Use Amazon SageMaker Ground Truth Plus to Label Data - Amazon SageMaker

Use Amazon SageMaker Ground Truth Plus to Label Data

Amazon SageMaker Ground Truth Plus is a turnkey data labeling service that uses an expert workforce to deliver high-quality annotations quickly and reduces costs by up to 40%. Using SageMaker Ground Truth Plus, data scientists and business managers, such as data operations managers and program managers, can create high-quality training datasets without having to build labeling applications and manage labeling workforces on their own. You can get started with Amazon SageMaker Ground Truth Plus by uploading data along with the labeling requirements in Amazon S3.

Why use SageMaker Ground Truth Plus?

To train a machine learning (ML) model, data scientists need large, high-quality, labeled datasets. As ML adoption grows, labeling needs increase. This forces data scientists to spend weeks on building data labeling workflows and managing a data labeling workforce. Unfortunately, this slows down innovation and increases cost. To ensure data scientists can spend their time building, training, and deploying ML models, data scientists typically task other in-house teams consisting of data operations managers and program managers to produce high-quality training datasets. However, these teams typically don't have access to skills required to deliver high-quality training datasets, which affects ML results. As a result, you look for a data labeling partner that can help them create high-quality training datasets at scale without consuming their in-house resources.

When you upload the data, SageMaker Ground Truth Plus sets up the data labeling workflows and operates them on your behalf. From there, an expert workforce trained on a varierty of machine learning (ML) tasks performs data labeling. SageMaker Ground Truth Plus currently offers two types of expert workforce: an Amazon employed workforce and a curated list of third-party vendors. SageMaker Ground Truth Plus provides you with the flexibility to choose the labeling workforce. AWS experts select the best labeling workforce based on your project requirements. For example, if you need people proficient in labeling audio files, specify that in the guidelines provided to SageMaker Ground Truth Plus, and the service automatically selects labelers with those skills.

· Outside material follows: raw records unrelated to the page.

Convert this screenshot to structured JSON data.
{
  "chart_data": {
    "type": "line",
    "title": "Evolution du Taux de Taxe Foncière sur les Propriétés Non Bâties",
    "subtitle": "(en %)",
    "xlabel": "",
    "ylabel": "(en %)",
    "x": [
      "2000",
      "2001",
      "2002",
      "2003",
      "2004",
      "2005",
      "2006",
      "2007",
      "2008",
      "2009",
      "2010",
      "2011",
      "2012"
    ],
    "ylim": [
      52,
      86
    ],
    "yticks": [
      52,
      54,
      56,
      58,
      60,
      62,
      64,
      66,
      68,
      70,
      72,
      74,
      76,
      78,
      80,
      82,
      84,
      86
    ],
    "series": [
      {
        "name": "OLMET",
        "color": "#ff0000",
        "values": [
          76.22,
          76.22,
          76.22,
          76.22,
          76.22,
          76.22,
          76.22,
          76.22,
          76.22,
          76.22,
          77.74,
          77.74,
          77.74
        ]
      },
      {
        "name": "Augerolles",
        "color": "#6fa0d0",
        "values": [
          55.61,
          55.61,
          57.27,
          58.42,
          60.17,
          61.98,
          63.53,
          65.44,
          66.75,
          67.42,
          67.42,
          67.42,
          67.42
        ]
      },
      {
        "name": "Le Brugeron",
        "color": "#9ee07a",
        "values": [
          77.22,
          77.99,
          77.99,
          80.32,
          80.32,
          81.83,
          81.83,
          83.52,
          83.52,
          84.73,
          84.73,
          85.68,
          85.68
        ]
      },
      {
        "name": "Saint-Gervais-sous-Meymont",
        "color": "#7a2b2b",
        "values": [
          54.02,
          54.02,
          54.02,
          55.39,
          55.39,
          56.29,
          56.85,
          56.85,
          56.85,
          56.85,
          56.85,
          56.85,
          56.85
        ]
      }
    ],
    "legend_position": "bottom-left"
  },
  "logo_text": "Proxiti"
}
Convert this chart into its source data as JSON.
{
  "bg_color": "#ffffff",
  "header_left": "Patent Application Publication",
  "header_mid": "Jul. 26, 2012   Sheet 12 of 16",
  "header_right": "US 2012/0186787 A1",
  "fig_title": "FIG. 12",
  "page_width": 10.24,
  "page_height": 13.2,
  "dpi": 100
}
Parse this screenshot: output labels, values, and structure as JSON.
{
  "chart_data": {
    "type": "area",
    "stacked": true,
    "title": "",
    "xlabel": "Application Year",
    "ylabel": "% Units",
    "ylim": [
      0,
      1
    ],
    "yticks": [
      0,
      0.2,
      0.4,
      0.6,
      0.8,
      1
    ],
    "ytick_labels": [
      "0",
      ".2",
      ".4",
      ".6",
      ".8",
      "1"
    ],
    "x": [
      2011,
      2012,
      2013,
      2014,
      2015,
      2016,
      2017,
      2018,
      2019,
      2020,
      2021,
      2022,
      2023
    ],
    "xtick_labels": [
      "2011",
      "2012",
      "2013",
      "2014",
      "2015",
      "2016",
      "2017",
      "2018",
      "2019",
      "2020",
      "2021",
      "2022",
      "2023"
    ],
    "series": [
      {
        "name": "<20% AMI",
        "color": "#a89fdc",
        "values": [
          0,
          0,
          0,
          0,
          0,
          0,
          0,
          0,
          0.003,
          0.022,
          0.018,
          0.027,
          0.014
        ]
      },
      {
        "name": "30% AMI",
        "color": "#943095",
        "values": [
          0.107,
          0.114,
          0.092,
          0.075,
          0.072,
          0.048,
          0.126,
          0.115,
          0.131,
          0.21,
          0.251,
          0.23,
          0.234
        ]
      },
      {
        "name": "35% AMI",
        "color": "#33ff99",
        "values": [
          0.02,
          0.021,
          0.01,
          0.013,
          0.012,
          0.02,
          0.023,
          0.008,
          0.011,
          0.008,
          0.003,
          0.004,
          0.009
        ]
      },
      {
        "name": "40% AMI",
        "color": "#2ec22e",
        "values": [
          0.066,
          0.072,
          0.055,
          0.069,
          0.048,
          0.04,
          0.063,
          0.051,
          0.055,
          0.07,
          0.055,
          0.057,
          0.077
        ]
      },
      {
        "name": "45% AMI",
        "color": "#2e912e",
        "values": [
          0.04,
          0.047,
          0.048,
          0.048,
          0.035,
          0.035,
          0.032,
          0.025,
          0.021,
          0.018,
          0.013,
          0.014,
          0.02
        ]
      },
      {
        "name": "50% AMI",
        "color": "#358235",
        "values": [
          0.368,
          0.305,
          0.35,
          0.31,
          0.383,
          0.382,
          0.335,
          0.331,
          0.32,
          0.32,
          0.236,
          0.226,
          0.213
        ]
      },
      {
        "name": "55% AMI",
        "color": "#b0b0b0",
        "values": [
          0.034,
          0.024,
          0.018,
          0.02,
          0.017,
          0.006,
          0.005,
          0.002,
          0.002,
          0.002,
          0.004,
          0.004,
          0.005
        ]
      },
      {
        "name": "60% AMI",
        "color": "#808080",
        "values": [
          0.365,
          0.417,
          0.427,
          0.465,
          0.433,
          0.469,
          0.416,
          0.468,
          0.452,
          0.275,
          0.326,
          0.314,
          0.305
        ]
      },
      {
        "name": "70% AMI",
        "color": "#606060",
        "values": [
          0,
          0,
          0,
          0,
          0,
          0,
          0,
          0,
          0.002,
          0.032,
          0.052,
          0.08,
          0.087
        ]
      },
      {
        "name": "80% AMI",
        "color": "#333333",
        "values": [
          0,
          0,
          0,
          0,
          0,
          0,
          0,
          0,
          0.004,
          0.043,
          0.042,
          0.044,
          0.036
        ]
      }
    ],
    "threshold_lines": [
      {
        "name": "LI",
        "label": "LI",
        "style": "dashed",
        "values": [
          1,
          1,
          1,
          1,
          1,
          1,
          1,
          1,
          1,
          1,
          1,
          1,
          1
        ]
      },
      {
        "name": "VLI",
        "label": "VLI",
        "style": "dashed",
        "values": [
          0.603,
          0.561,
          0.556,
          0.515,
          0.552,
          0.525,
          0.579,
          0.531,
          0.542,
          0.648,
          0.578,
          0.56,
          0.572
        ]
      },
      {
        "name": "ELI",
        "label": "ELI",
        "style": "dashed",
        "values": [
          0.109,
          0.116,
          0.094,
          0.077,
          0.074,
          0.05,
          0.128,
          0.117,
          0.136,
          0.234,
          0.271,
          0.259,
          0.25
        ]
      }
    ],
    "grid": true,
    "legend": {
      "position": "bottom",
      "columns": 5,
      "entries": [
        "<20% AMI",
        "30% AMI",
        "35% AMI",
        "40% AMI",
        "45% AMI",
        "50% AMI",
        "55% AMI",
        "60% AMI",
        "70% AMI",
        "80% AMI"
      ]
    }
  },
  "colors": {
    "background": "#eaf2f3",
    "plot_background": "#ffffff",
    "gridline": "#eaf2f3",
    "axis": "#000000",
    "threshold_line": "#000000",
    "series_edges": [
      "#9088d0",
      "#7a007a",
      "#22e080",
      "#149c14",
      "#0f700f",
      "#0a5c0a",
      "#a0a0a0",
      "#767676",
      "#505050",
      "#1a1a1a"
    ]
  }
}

SageMaker Ground Truth Plus does not support PHI, PCI or FedRAMP certified data, and you should not provide this data to SageMaker Ground Truth Plus.

How does SageMaker Ground Truth Plus work?

There are five main components to a workflow.

  • Requesting a project

  • Creating a project team

  • Accessing the project portal to monitor progress of training datasets and review labeled data

  • Creating a batch

  • Receiving the labeled data

How do I use SageMaker Ground Truth Plus?

If you are a first-time user of SageMaker Ground Truth Plus, use Getting Started with Amazon SageMaker Ground Truth Plus. get started. To access SageMaker Ground Truth Plus using the SageMaker console, you must be in US East (N. Virginia) (us-east-1).